私にはそう伝えるが、ここへ来る前にこの話を伝えたとき、動転して会うことを拒絶したので、今は会わないで静かに見守ってやってほしいとお願いしたと言う。いずれ、私の気持ちの整理がついたら便宜を図ると言っておいたという。パパらしい。


それから亡くなった兄が父親代わりをして、私も兄を慕っていたことを話した。また、今は自分が父親代わりをしていることも話した。だから安心しているように言っておいた。

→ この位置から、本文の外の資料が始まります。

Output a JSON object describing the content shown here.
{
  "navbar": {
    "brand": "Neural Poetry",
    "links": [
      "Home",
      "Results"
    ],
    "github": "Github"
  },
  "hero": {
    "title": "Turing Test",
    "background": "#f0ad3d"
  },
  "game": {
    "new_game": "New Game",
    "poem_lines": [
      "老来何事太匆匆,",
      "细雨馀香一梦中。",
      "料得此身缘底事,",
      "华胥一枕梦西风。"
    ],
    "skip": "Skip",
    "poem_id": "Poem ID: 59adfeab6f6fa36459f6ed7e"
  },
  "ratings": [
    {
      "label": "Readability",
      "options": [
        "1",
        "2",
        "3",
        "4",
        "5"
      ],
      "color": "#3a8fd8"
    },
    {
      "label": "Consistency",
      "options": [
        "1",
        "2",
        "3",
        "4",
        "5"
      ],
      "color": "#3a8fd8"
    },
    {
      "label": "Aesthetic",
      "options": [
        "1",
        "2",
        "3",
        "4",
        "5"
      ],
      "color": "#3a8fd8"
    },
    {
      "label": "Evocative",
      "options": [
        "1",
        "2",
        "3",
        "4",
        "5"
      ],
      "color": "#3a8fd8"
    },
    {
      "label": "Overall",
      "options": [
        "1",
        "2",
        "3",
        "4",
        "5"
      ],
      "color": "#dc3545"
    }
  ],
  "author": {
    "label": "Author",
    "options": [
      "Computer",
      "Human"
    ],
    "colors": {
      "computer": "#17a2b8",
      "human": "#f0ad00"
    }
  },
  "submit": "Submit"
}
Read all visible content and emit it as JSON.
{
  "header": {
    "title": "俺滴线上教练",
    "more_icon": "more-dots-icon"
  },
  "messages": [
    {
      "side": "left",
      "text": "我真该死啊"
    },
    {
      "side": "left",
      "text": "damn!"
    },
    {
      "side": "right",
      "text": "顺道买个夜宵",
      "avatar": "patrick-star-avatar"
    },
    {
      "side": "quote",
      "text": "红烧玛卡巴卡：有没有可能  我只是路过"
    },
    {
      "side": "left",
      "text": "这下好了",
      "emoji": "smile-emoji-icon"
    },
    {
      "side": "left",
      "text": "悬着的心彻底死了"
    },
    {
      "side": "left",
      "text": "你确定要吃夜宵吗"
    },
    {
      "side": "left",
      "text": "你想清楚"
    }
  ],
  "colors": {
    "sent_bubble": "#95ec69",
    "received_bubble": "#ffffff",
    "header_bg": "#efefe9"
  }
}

彼はどうか娘のことをよろしくお願いしますと何回も何回も頭を下げたそうだ。気持ちの優しい誠実な人だと思ったと言う。


「会ってあげたらどうなんだい」


「会いたくありません。死んだものと思っています。大体、避妊もしないで妊娠させるなんて、男として最低!」


「でも、久恵ちゃんのママは彼を愛していたのではないのかな。だから彼のために妊娠していることも黙って身を引いたのじゃないのかな。そしてママには愛した人の子供である久恵ちゃんが生きがいだったのではないか。僕は彼に会ってそう思った」


「そんな身勝手なこと、子供には迷惑な話です」


「じゃあ、ママが嫌いになった?」


「・・・・」


「死んだものと思っているのなら、遺影だと思って見てみるかい? 彼の写真を数枚撮ってきた。確かに会ったという証拠のために僕と一緒の写真も撮っておいた」


「見たくありません」


「遺影だと思って、父親の顔も知らないと言っていたけど、顔ぐらい知っていてもいいんじゃないか、ほら見て」


パパはスマホに撮ってきた写真を無理やり私の目の前に出して見せた。どういう訳かじっと見入ってしまった。


「どう?」


「どうって、普通のおじさん、まあ、普通より少しはましな方かな」


「転送しようか?」


「いいえ、パパが持っていて下さい」


「じゃあ、大事にしまっておくよ」


「今日は私のためにありがとう。疲れたでしょう。ゆっくりお風呂に入って下さい」


そういうと私は自分の部屋に入った。一人になりたかった。


小さい時になぜ私にはパパがいないのだろう。パパと遊ぶ子がうらやましく思っていた。私は顔も知らない。でもそれを言うとママが困るのが分かっていたので、何も言わなかった。


もっと早く私たちを探していてくれたらと思わずにはいられなかった。ママの気持ちを考えるとひとりでに涙が出てきて泣いてしまった。


パパが私のためを思って写真を撮ってきてくれた。私は初めて父親の顔を見ることができた。確かに私と似ているから間違いないと思う。死んだものと思っていたから、私はそれで十分だ。


それに私には親身になってくれた崇夫パパがいたし、今はパパがそばにいて私を守ってくれている。それで十分だし、それ以上を求めてはいけない。そう思うと気持ちが治まってきた。